Pfingsten 1985 stirbt mein Neffe Herwig Metzner, der älteste Sohn meiner Schwester, im Alter von zweiundzwanzig Jahren im Studentenwohnheim in Bonn an einer Überdosis Insulin, nachdem er achtzehn Jahre lang gegen seine Diabetes gekämpft hat. Ich widme ihm das Bild Good bye Herwig, das Hans-Jürgen Müller aus Stuttgart kauft.

1986 macht mich der Förderkreis Bildender Kunst in Nürnberg zum Preisträger. Ich bekomme den von Mrs. Wiener zur Erinnerung an ihre Eltern gestifteten, mit fünftausend Dollar dotierten Lisa und David Lauber Preis.
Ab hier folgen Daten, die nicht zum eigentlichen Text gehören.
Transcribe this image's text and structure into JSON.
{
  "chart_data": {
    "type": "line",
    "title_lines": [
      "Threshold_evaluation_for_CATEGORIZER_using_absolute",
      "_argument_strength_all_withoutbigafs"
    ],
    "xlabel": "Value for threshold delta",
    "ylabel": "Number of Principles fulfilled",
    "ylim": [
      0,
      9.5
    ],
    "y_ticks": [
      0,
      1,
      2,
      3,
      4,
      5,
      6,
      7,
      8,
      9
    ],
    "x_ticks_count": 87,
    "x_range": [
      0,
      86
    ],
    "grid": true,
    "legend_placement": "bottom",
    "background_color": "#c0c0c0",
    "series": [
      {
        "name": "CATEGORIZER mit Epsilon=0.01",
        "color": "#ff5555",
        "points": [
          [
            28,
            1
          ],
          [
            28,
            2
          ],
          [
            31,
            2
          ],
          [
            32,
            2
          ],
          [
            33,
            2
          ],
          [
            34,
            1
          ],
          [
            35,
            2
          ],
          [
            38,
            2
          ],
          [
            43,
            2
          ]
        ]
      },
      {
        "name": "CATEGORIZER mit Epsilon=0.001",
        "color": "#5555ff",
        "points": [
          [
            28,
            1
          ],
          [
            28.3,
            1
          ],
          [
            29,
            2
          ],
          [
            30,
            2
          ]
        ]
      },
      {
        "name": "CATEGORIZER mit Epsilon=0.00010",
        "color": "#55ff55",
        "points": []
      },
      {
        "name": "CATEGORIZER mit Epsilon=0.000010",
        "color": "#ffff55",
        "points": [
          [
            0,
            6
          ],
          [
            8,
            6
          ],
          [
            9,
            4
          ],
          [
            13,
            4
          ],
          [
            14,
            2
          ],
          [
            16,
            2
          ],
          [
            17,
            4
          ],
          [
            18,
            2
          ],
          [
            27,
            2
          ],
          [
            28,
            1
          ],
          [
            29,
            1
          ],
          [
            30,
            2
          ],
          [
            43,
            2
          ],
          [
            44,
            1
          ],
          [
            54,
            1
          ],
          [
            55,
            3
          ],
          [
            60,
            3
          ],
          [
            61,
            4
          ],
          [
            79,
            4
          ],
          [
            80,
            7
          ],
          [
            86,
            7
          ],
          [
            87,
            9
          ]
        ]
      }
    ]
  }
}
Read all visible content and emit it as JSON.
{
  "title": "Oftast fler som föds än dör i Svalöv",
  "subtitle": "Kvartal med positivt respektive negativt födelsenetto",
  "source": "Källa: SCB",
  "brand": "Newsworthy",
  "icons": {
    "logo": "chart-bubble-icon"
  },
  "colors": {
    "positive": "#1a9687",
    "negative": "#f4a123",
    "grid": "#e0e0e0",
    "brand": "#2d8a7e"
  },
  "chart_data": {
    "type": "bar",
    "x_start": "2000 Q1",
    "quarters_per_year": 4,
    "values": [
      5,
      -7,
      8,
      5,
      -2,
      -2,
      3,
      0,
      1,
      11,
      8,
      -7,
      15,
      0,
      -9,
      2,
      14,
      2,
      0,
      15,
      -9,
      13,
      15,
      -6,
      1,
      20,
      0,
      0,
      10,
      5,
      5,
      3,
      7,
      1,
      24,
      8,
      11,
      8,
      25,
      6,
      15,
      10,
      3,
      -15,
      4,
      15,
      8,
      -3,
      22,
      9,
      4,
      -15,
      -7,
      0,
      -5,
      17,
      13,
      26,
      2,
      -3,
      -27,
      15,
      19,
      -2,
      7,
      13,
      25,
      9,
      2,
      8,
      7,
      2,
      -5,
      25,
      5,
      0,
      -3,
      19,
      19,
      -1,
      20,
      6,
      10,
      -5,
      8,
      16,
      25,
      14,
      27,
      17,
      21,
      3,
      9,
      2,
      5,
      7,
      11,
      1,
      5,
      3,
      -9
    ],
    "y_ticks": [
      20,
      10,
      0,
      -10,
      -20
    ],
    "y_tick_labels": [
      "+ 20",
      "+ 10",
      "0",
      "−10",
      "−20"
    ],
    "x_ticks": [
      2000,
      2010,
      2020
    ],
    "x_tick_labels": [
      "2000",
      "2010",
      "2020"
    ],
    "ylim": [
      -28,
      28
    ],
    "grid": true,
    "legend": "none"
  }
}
Die Malerin Gerlinde Pistner lernte ich 1988 in Nürnberg kennen. Gerlinde ist besonders nett, deswegen waren wir auch vier Jahre lang miteinander verbandelt und sind noch heute gute Freunde.

Eins von einunddreißig Hinterglasbildern (120 x 110 cm) aus der 1991er Ausstellung in der Galerie Rudolf Zwirner, das nebst drei weiteren aus der Serie vom Diözesan-Museum in Köln angekauft wurde.

Frans Masereels Stundenbuch und die Schröder erzählt Geschichten, die Jörg Schröder (der MÄRZ-Verleger) zusammen mit Barbara Kalender herausbringt, haben mich zu diesem Buch angeregt.

Fünfundachtzigster Geburtstag meiner Mutter im November 1994 mit meiner Schwester Käte und meinem Bruder Siegfried.

Nach zwei Jahren gebe ich den Versuch auf, im nervtötenden Berlin Fuß zu fassen, und ziehe in die Kaspar-Hauser-Gegend nach Windsbach bei Ansbach. Seit 1994 wohne ich dort in der früheren kleinen Synagoge.

Resümee: vierundfünfzig Jahre und kein pickelfreier Tag.